IFM’s fund will invest in profitable companies with high-growth potential across technology, business services, and healthcare, but selection criteria include an ability to drive a material reduction in emissions. Priority will be given to companies that can capitalise on the transition to net zero emissions by bringing new technologies and business models to market.

IFM will measure the carbon footprint of each investee at the point of acquisition and set them on course to achieve net-zero scope-one and scope-two emissions – which cover direct emissions and emissions from purchased energy – within five years.

Moreover, efforts will be made to reduce scope-three emissions across the portfolio by working with upstream suppliers, downstream customers, channel partners, and industry peers. Tackling scope-three, which involves tracking indirect emissions through a company’s entire supply chain, remains challenging for most private equity firms globally.

“Private equity investors have a strong track record of delivering change across their portfolios and we see it as critical that we bring this expertise to the challenge of emissions reduction,” said Ian Learmonth, CEO of CEFC, in a statement.

“There are real benefits to building the sustainability profile of mid-market growth companies, from cutting their emissions and operating costs to making them more attractive to the fast-growing pool of sustainability-focused investment capital.”

Julia Hinwood, director of investments at CEFC, added that 60% of Australia’s national emissions come from companies outside the ASX 300.

The IFM fund will make equity commitments in the AUD 30-100m range, with most deals coming in at AUD 40-60m.
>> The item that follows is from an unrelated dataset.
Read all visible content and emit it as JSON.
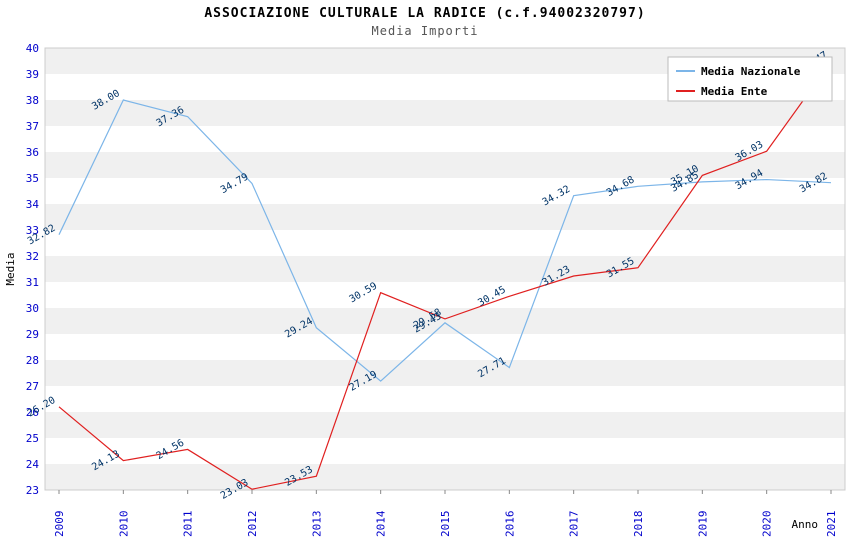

Stuart Wardman-Browne, head of private equity at IFM, told the Australian Financial Review that he wanted to back up to eight companies. He also expressed a preference for longer-than-average holds, noting that the fund has a 12-year life with options to extend.

Investments made so far include an AUD 50m commitment to Paypps, a payment management software-as-a-service (SaaS) provider that serves the construction and facilities management clients. The company was formerly known as Zuuse.